Feeling quite wretched has inspired me to do a net search on MSG. Along with all the manufacturer's pages assuring us it's safe, are a few pages educating us that it's not. It is too often a misconception that those of us who react so sensatively to it are 'making it up.', hypochrondriacs or such. It's too often a misconception that they wouldn't make this stuff if it weren't safe. Front Porch Pruductions has a very enlightening page. Also, see the Truth in Advertising page. Although I watch labels for MSG, it's also present in so many other forms. Basically most processed food contains some amount of it. It's criminal that this and other poisons such as aspartame are allowed to be put in our foods. We are no smarter than the ancient Romans with their lead cups and plates.
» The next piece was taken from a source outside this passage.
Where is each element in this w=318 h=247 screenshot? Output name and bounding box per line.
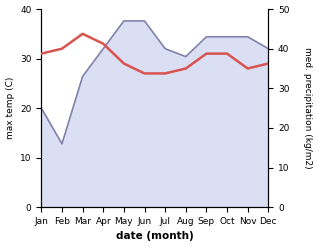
X-axis label: date (month): date (month) (116, 231, 194, 242)
Y-axis label: med. precipitation (kg/m2): med. precipitation (kg/m2) (303, 47, 313, 169)
Y-axis label: max temp (C): max temp (C) (5, 77, 15, 139)
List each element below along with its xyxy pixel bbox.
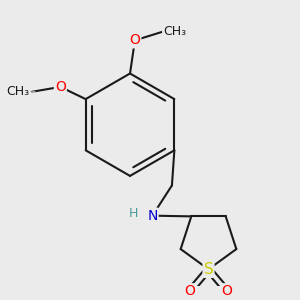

Even the 7-up I love to drink so much could be suspect!!! It's terrible! So it's water only, at least until I get over this episode, which may last as long as 48 hours! I'm so angry that this stuff is produced and sold as safe. The way MSG works is it tears up one's taste buds so that foods seem to have more flavor. But that's not enough. It proceeds to go through one's entire digestive system, ripping and tearing as it goes. Yes, that means nausea and burning diarrhea. Plus the headachy stuff once it breaks the blood brain barrier in the head. The list of symptoms it can cause is quite lengthy. If you've been experiencing any of them, do experiment and see if you feel better without MSG and it's related products.
An article for Newsday about online journaling really impressed me this morning. The author, Sharon McDonnell, makes all of us journallers sound so COOL! I am proud to be part of this neat phenomenom in my own unique humble way.
July 22, 1999
"Wow, I'm cool!"
Kymm Zuckert, possibly the most famous online journaller, was quoted as saying, "You need two personality traits for this, but a big ego is not one of them: a very strong sense of self and a point of view. Without them, you won't have much to say," For those of us that have been at it for well over two years, this 'having something to say' has become a real part of our lives. I agree with Kymm: "It's unthinkable to not do a diary."
later this day . . .
I could have been over-reactive yesterday, in calling MSG a 'legal poison'. I'm told over 25% percent of the population are sensitive, having adverse reactions to MSG. Okay, 75% don't have as much a problem with it. Because it doesn't affect THEM, they don't realize how unsafe it is for us. It's wrong to not have it clearly labeled so that we can avoid it. Processed free glutamic acid (MSG) is hidden in many food ingredients that do not give consumers a clue to its presence. If we ingest these foods in amounts that exceed our own individual tolerance for MSG, a reaction will follow.
And some of those adverse reactions are quite serious.